Home invasion burglary: The act of breaking into a dwelling or a house having an intention of committing a felony or theft, and
Aggravated burglary: If the accused commits battery, meaning touches or hits the victim in an offensive or harmful manner or possesses a deadly weapon
There are times when all these offenses are clubbed together in New Mexico. For instance, a person might be charged with home invasion burglary, as well as an aggravated burglary. Hiring a good New Mexico lawyer can help the accused understand his/her criminal charges properly so that the lawyer can prepare the best defense possible.
There are several occasions when a burglary is confused with larceny and robbery. However, burglary entails breaking and then entering into a structure while larceny and robbery feature distinct legal requirements.
Robbery: When a person steals from another individual by threatening to use force.
Larceny: Includes a wide category of criminal offenses comprising robbing something that has value. Such crimes include identity theft and stealing of services and goods.
Charges of criminal trespassing: Include entering into a property after being told to leave or without permission. These charges are usually less severe and are more often misdemeanors.
Penalties for burglary in New Mexico
Criminal penalties in the state of New Mexico may vary based on the kind of crime, as well as, the value of the robbed property. These penalties are as follows:
Having burglary tools in possession: If proved can lead to a maximum prison term of 18 months ailing with a fine of 5,000 USD (4th- degree felony).
Burglary involving home invasion: a maximum prison term of 3 years and a fine of 5,000 USD (Considered as a 3rd-degree felony).
Aggravated burglary: A maximum prison term of 9 years along with a fine of 10,000 USD (treated as a 2nd-degree felony).
Burglary of some other structure: A maximum prison term of 28 months and a fine of 5,000 USD.
An experienced burglary lawyer can reduce the defendant's charges or sentences. Also, based on the individual circumstances, the defendant might avoid with sentencing alternatives or sentencing altogether.
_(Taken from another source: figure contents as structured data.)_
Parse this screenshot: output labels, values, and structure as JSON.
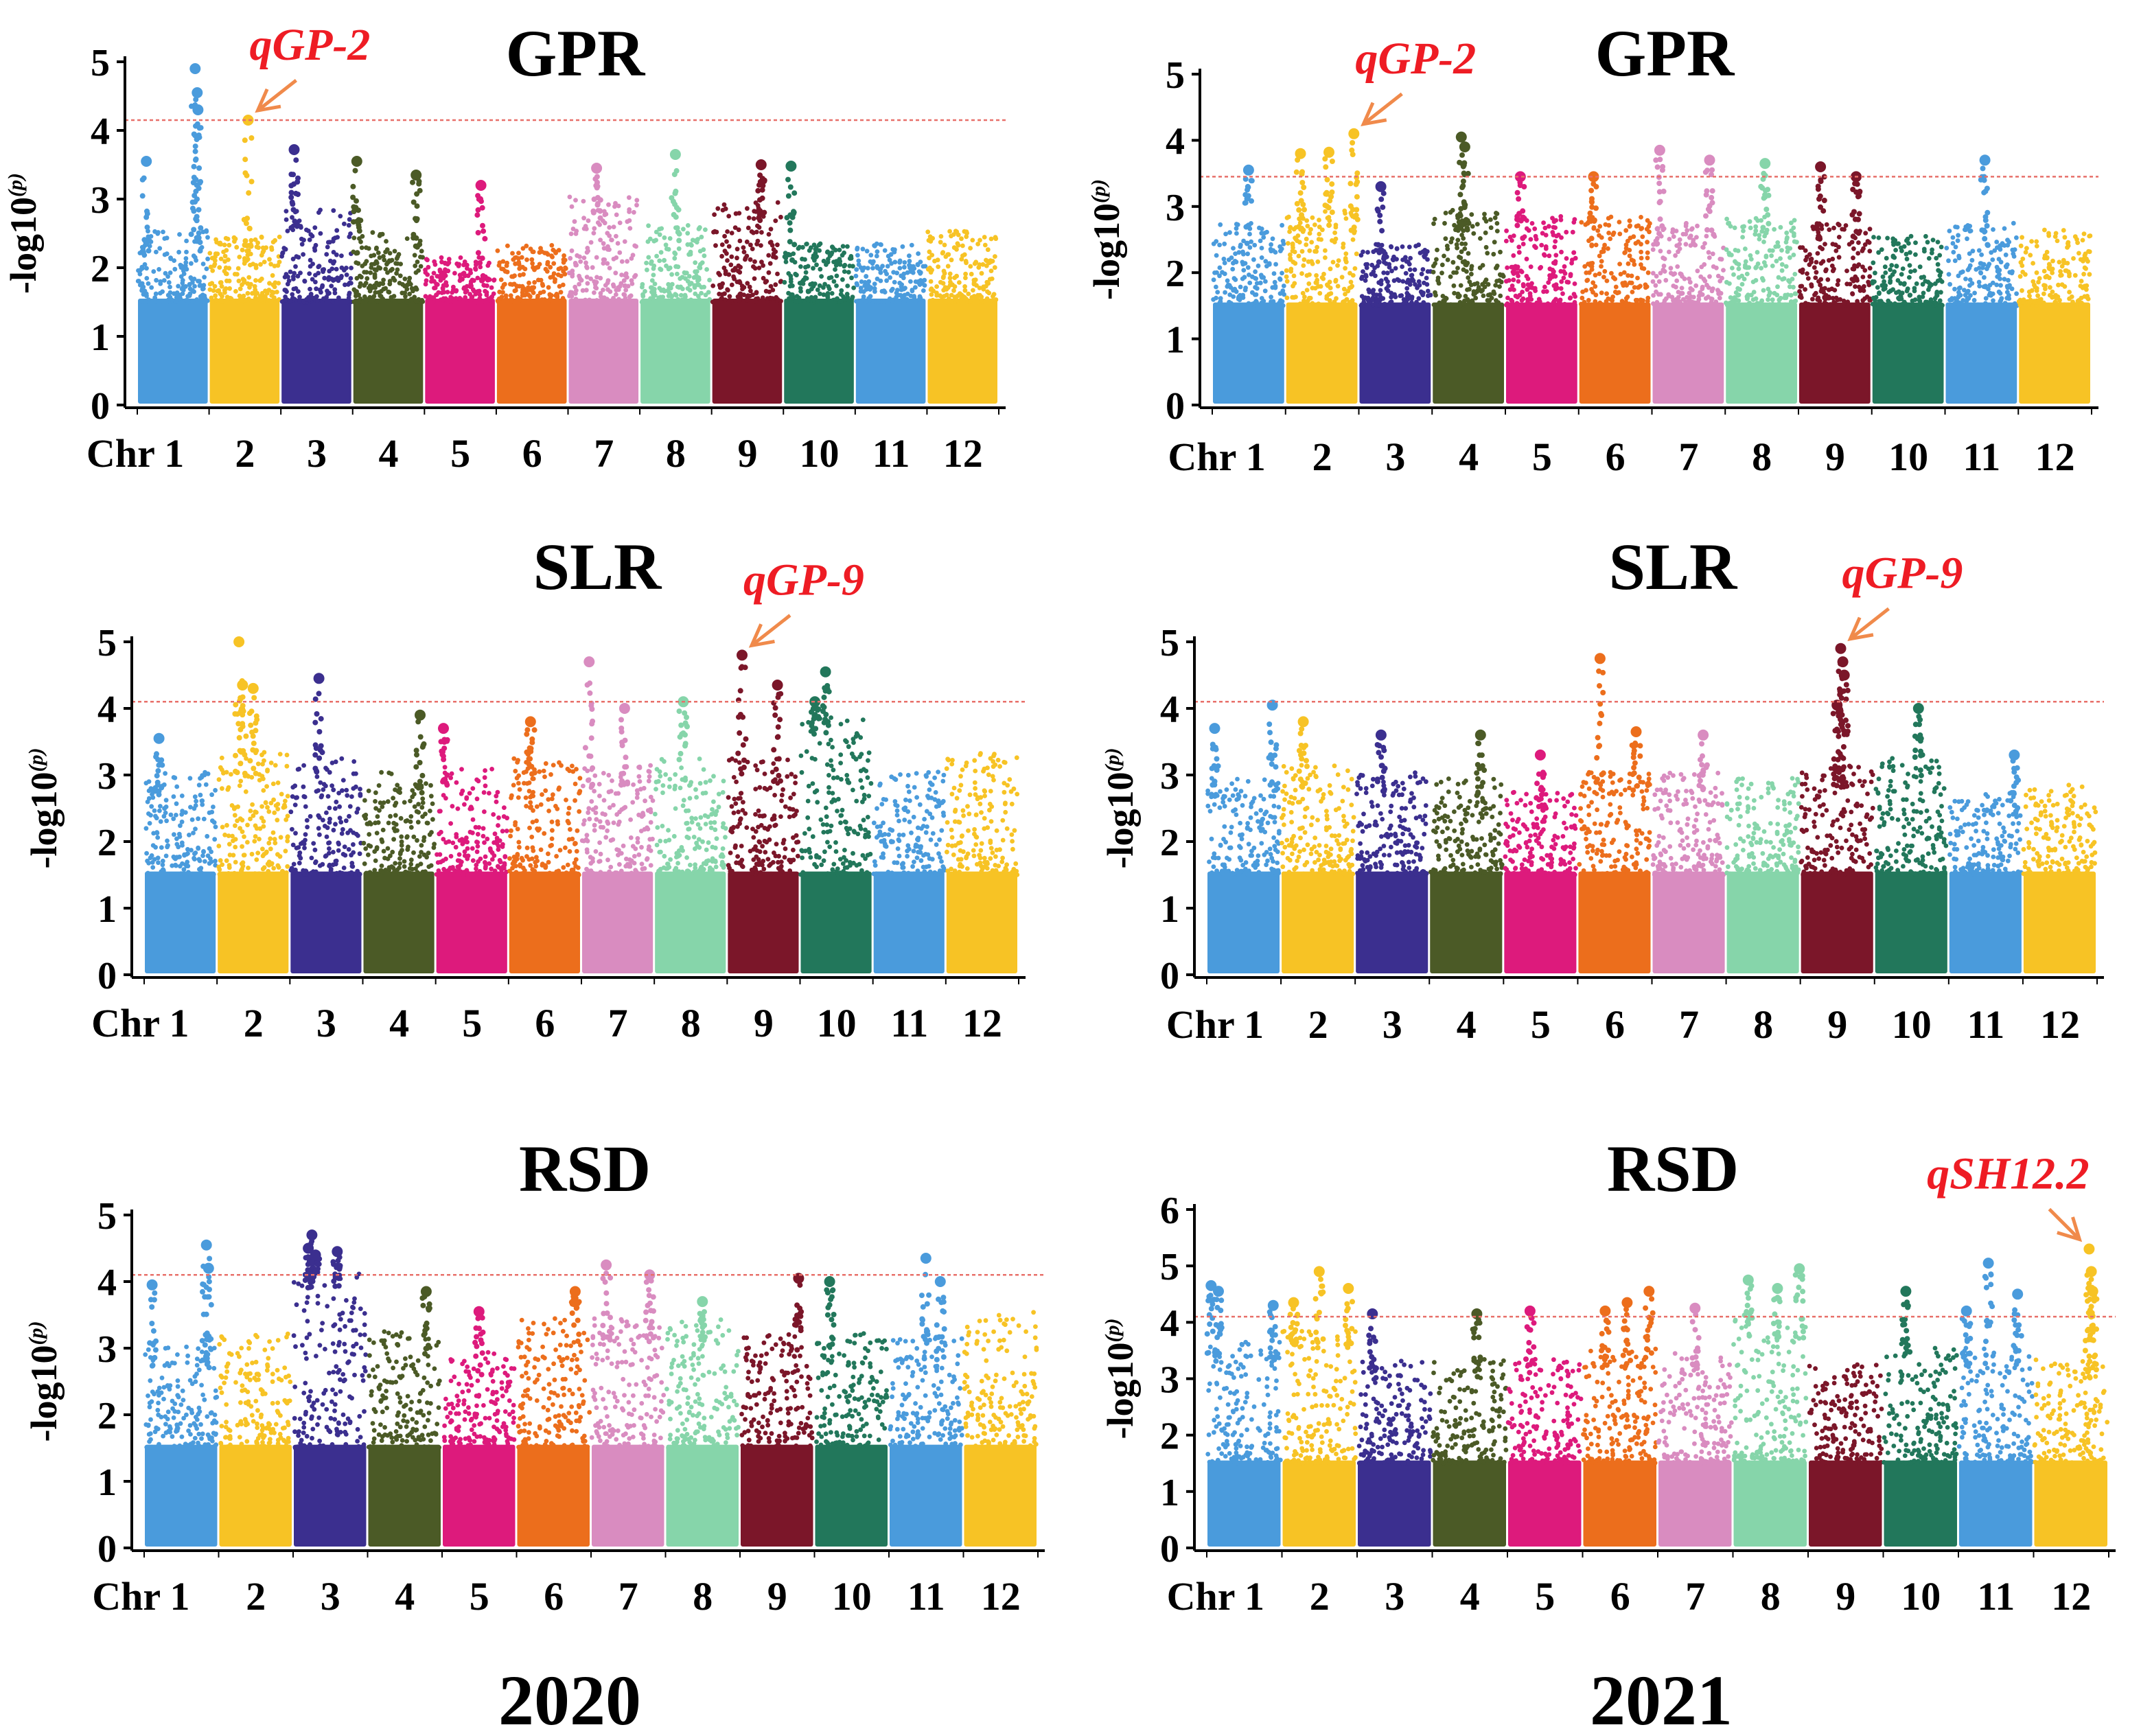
{
  "figure": {
    "years": [
      "2020",
      "2021"
    ]
  },
  "colors": {
    "chromosomes": [
      "#4a9bdc",
      "#f7c325",
      "#3b2f8f",
      "#4b5a26",
      "#dd1a7c",
      "#ec6e1c",
      "#d98cc0",
      "#86d5aa",
      "#7b1629",
      "#22775b",
      "#4a9bdc",
      "#f7c325"
    ],
    "threshold": "#e8706a",
    "arrow": "#f08a4b",
    "qtl_text": "#ee1c24"
  },
  "chart_data": [
    {
      "type": "scatter",
      "subtype": "manhattan",
      "title": "GPR",
      "year": "2020",
      "ylabel": "-log10(p)",
      "ylabel_base": "-log10",
      "ylabel_sup": "(p)",
      "ylim": [
        0,
        5
      ],
      "yticks": [
        "0",
        "1",
        "2",
        "3",
        "4",
        "5"
      ],
      "xlabel_prefix": "Chr",
      "chromosomes": [
        "1",
        "2",
        "3",
        "4",
        "5",
        "6",
        "7",
        "8",
        "9",
        "10",
        "11",
        "12"
      ],
      "base_levels": [
        2.2,
        2.1,
        2.5,
        2.2,
        1.8,
        2.0,
        2.7,
        2.3,
        2.6,
        2.0,
        2.0,
        2.2
      ],
      "threshold": 4.15,
      "peaks": [
        {
          "chr": 1,
          "pos": 0.12,
          "value": 3.55
        },
        {
          "chr": 1,
          "pos": 0.82,
          "value": 4.9
        },
        {
          "chr": 1,
          "pos": 0.85,
          "value": 4.55
        },
        {
          "chr": 1,
          "pos": 0.86,
          "value": 4.3
        },
        {
          "chr": 2,
          "pos": 0.55,
          "value": 4.15
        },
        {
          "chr": 3,
          "pos": 0.18,
          "value": 3.72
        },
        {
          "chr": 4,
          "pos": 0.05,
          "value": 3.55
        },
        {
          "chr": 4,
          "pos": 0.9,
          "value": 3.35
        },
        {
          "chr": 5,
          "pos": 0.8,
          "value": 3.2
        },
        {
          "chr": 7,
          "pos": 0.4,
          "value": 3.45
        },
        {
          "chr": 8,
          "pos": 0.5,
          "value": 3.65
        },
        {
          "chr": 9,
          "pos": 0.7,
          "value": 3.5
        },
        {
          "chr": 10,
          "pos": 0.1,
          "value": 3.48
        }
      ],
      "qtl": {
        "label": "qGP-2",
        "chr": 2,
        "value": 4.15
      }
    },
    {
      "type": "scatter",
      "subtype": "manhattan",
      "title": "GPR",
      "year": "2021",
      "ylabel": "-log10(p)",
      "ylabel_base": "-log10",
      "ylabel_sup": "(p)",
      "ylim": [
        0,
        5
      ],
      "yticks": [
        "0",
        "1",
        "2",
        "3",
        "4",
        "5"
      ],
      "xlabel_prefix": "Chr",
      "chromosomes": [
        "1",
        "2",
        "3",
        "4",
        "5",
        "6",
        "7",
        "8",
        "9",
        "10",
        "11",
        "12"
      ],
      "base_levels": [
        2.4,
        2.6,
        2.1,
        2.6,
        2.5,
        2.5,
        2.4,
        2.5,
        2.4,
        2.2,
        2.4,
        2.3
      ],
      "threshold": 3.45,
      "peaks": [
        {
          "chr": 1,
          "pos": 0.5,
          "value": 3.55
        },
        {
          "chr": 2,
          "pos": 0.2,
          "value": 3.8
        },
        {
          "chr": 2,
          "pos": 0.6,
          "value": 3.82
        },
        {
          "chr": 2,
          "pos": 0.95,
          "value": 4.1
        },
        {
          "chr": 3,
          "pos": 0.3,
          "value": 3.3
        },
        {
          "chr": 4,
          "pos": 0.4,
          "value": 4.05
        },
        {
          "chr": 4,
          "pos": 0.45,
          "value": 3.9
        },
        {
          "chr": 5,
          "pos": 0.2,
          "value": 3.45
        },
        {
          "chr": 6,
          "pos": 0.2,
          "value": 3.45
        },
        {
          "chr": 7,
          "pos": 0.1,
          "value": 3.85
        },
        {
          "chr": 7,
          "pos": 0.8,
          "value": 3.7
        },
        {
          "chr": 8,
          "pos": 0.55,
          "value": 3.65
        },
        {
          "chr": 9,
          "pos": 0.3,
          "value": 3.6
        },
        {
          "chr": 9,
          "pos": 0.8,
          "value": 3.45
        },
        {
          "chr": 11,
          "pos": 0.55,
          "value": 3.7
        }
      ],
      "qtl": {
        "label": "qGP-2",
        "chr": 2,
        "value": 4.1
      }
    },
    {
      "type": "scatter",
      "subtype": "manhattan",
      "title": "SLR",
      "year": "2020",
      "ylabel": "-log10(p)",
      "ylabel_base": "-log10",
      "ylabel_sup": "(p)",
      "ylim": [
        0,
        5
      ],
      "yticks": [
        "0",
        "1",
        "2",
        "3",
        "4",
        "5"
      ],
      "xlabel_prefix": "Chr",
      "chromosomes": [
        "1",
        "2",
        "3",
        "4",
        "5",
        "6",
        "7",
        "8",
        "9",
        "10",
        "11",
        "12"
      ],
      "base_levels": [
        2.7,
        3.0,
        2.9,
        2.7,
        2.8,
        2.9,
        2.8,
        2.9,
        2.9,
        3.6,
        2.7,
        3.0
      ],
      "threshold": 4.1,
      "peaks": [
        {
          "chr": 1,
          "pos": 0.2,
          "value": 3.55
        },
        {
          "chr": 2,
          "pos": 0.3,
          "value": 5.0
        },
        {
          "chr": 2,
          "pos": 0.35,
          "value": 4.35
        },
        {
          "chr": 2,
          "pos": 0.5,
          "value": 4.3
        },
        {
          "chr": 3,
          "pos": 0.4,
          "value": 4.45
        },
        {
          "chr": 4,
          "pos": 0.8,
          "value": 3.9
        },
        {
          "chr": 5,
          "pos": 0.1,
          "value": 3.7
        },
        {
          "chr": 6,
          "pos": 0.3,
          "value": 3.8
        },
        {
          "chr": 7,
          "pos": 0.1,
          "value": 4.7
        },
        {
          "chr": 7,
          "pos": 0.6,
          "value": 4.0
        },
        {
          "chr": 8,
          "pos": 0.4,
          "value": 4.1
        },
        {
          "chr": 9,
          "pos": 0.2,
          "value": 4.8
        },
        {
          "chr": 9,
          "pos": 0.7,
          "value": 4.35
        },
        {
          "chr": 10,
          "pos": 0.35,
          "value": 4.55
        },
        {
          "chr": 10,
          "pos": 0.2,
          "value": 4.1
        }
      ],
      "qtl": {
        "label": "qGP-9",
        "chr": 9,
        "value": 4.8
      }
    },
    {
      "type": "scatter",
      "subtype": "manhattan",
      "title": "SLR",
      "year": "2021",
      "ylabel": "-log10(p)",
      "ylabel_base": "-log10",
      "ylabel_sup": "(p)",
      "ylim": [
        0,
        5
      ],
      "yticks": [
        "0",
        "1",
        "2",
        "3",
        "4",
        "5"
      ],
      "xlabel_prefix": "Chr",
      "chromosomes": [
        "1",
        "2",
        "3",
        "4",
        "5",
        "6",
        "7",
        "8",
        "9",
        "10",
        "11",
        "12"
      ],
      "base_levels": [
        2.6,
        2.8,
        2.7,
        2.6,
        2.4,
        2.7,
        2.7,
        2.6,
        2.8,
        2.9,
        2.4,
        2.5
      ],
      "threshold": 4.1,
      "peaks": [
        {
          "chr": 1,
          "pos": 0.1,
          "value": 3.7
        },
        {
          "chr": 1,
          "pos": 0.9,
          "value": 4.05
        },
        {
          "chr": 2,
          "pos": 0.3,
          "value": 3.8
        },
        {
          "chr": 3,
          "pos": 0.35,
          "value": 3.6
        },
        {
          "chr": 4,
          "pos": 0.7,
          "value": 3.6
        },
        {
          "chr": 5,
          "pos": 0.5,
          "value": 3.3
        },
        {
          "chr": 6,
          "pos": 0.3,
          "value": 4.75
        },
        {
          "chr": 6,
          "pos": 0.8,
          "value": 3.65
        },
        {
          "chr": 7,
          "pos": 0.7,
          "value": 3.6
        },
        {
          "chr": 9,
          "pos": 0.55,
          "value": 4.9
        },
        {
          "chr": 9,
          "pos": 0.58,
          "value": 4.7
        },
        {
          "chr": 9,
          "pos": 0.6,
          "value": 4.5
        },
        {
          "chr": 9,
          "pos": 0.5,
          "value": 4.05
        },
        {
          "chr": 10,
          "pos": 0.6,
          "value": 4.0
        },
        {
          "chr": 11,
          "pos": 0.9,
          "value": 3.3
        }
      ],
      "qtl": {
        "label": "qGP-9",
        "chr": 9,
        "value": 4.9
      }
    },
    {
      "type": "scatter",
      "subtype": "manhattan",
      "title": "RSD",
      "year": "2020",
      "ylabel": "-log10(p)",
      "ylabel_base": "-log10",
      "ylabel_sup": "(p)",
      "ylim": [
        0,
        5
      ],
      "yticks": [
        "0",
        "1",
        "2",
        "3",
        "4",
        "5"
      ],
      "xlabel_prefix": "Chr",
      "chromosomes": [
        "1",
        "2",
        "3",
        "4",
        "5",
        "6",
        "7",
        "8",
        "9",
        "10",
        "11",
        "12"
      ],
      "base_levels": [
        2.7,
        2.9,
        3.9,
        2.9,
        2.6,
        3.1,
        3.1,
        3.1,
        2.9,
        2.9,
        2.8,
        3.2
      ],
      "threshold": 4.1,
      "peaks": [
        {
          "chr": 1,
          "pos": 0.1,
          "value": 3.95
        },
        {
          "chr": 1,
          "pos": 0.85,
          "value": 4.55
        },
        {
          "chr": 1,
          "pos": 0.88,
          "value": 4.2
        },
        {
          "chr": 3,
          "pos": 0.2,
          "value": 4.5
        },
        {
          "chr": 3,
          "pos": 0.25,
          "value": 4.7
        },
        {
          "chr": 3,
          "pos": 0.3,
          "value": 4.4
        },
        {
          "chr": 3,
          "pos": 0.6,
          "value": 4.45
        },
        {
          "chr": 4,
          "pos": 0.8,
          "value": 3.85
        },
        {
          "chr": 5,
          "pos": 0.5,
          "value": 3.55
        },
        {
          "chr": 6,
          "pos": 0.8,
          "value": 3.85
        },
        {
          "chr": 7,
          "pos": 0.2,
          "value": 4.25
        },
        {
          "chr": 7,
          "pos": 0.8,
          "value": 4.1
        },
        {
          "chr": 8,
          "pos": 0.5,
          "value": 3.7
        },
        {
          "chr": 9,
          "pos": 0.8,
          "value": 4.05
        },
        {
          "chr": 10,
          "pos": 0.2,
          "value": 4.0
        },
        {
          "chr": 11,
          "pos": 0.5,
          "value": 4.35
        },
        {
          "chr": 11,
          "pos": 0.7,
          "value": 4.0
        }
      ],
      "qtl": null
    },
    {
      "type": "scatter",
      "subtype": "manhattan",
      "title": "RSD",
      "year": "2021",
      "ylabel": "-log10(p)",
      "ylabel_base": "-log10",
      "ylabel_sup": "(p)",
      "ylim": [
        0,
        6
      ],
      "yticks": [
        "0",
        "1",
        "2",
        "3",
        "4",
        "5",
        "6"
      ],
      "xlabel_prefix": "Chr",
      "chromosomes": [
        "1",
        "2",
        "3",
        "4",
        "5",
        "6",
        "7",
        "8",
        "9",
        "10",
        "11",
        "12"
      ],
      "base_levels": [
        3.3,
        3.5,
        3.0,
        3.0,
        3.1,
        3.2,
        3.1,
        3.7,
        2.9,
        3.3,
        3.2,
        3.0
      ],
      "threshold": 4.1,
      "peaks": [
        {
          "chr": 1,
          "pos": 0.05,
          "value": 4.65
        },
        {
          "chr": 1,
          "pos": 0.15,
          "value": 4.55
        },
        {
          "chr": 1,
          "pos": 0.9,
          "value": 4.3
        },
        {
          "chr": 2,
          "pos": 0.15,
          "value": 4.35
        },
        {
          "chr": 2,
          "pos": 0.5,
          "value": 4.9
        },
        {
          "chr": 2,
          "pos": 0.9,
          "value": 4.6
        },
        {
          "chr": 3,
          "pos": 0.2,
          "value": 4.15
        },
        {
          "chr": 4,
          "pos": 0.6,
          "value": 4.15
        },
        {
          "chr": 5,
          "pos": 0.3,
          "value": 4.2
        },
        {
          "chr": 6,
          "pos": 0.3,
          "value": 4.2
        },
        {
          "chr": 6,
          "pos": 0.6,
          "value": 4.35
        },
        {
          "chr": 6,
          "pos": 0.9,
          "value": 4.55
        },
        {
          "chr": 7,
          "pos": 0.5,
          "value": 4.25
        },
        {
          "chr": 8,
          "pos": 0.2,
          "value": 4.75
        },
        {
          "chr": 8,
          "pos": 0.6,
          "value": 4.6
        },
        {
          "chr": 8,
          "pos": 0.9,
          "value": 4.95
        },
        {
          "chr": 10,
          "pos": 0.3,
          "value": 4.55
        },
        {
          "chr": 11,
          "pos": 0.1,
          "value": 4.2
        },
        {
          "chr": 11,
          "pos": 0.4,
          "value": 5.05
        },
        {
          "chr": 11,
          "pos": 0.8,
          "value": 4.5
        },
        {
          "chr": 12,
          "pos": 0.75,
          "value": 5.3
        },
        {
          "chr": 12,
          "pos": 0.78,
          "value": 4.9
        },
        {
          "chr": 12,
          "pos": 0.8,
          "value": 4.55
        }
      ],
      "qtl": {
        "label": "qSH12.2",
        "chr": 12,
        "value": 5.3
      }
    }
  ]
}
Burglary defenses in New Mexico
Burglary charges have several defenses available. These include no criminal intent, innocence, and procedure issues like seizure by law enforcement and an unlawful search.
With the help of a seasoned criminal defense lawyer, the defendant can be benefited from expert guidance as the former can do a detailed review of such cases and create a personalized strategy of defense on the basis of issues and facts surrounding that case.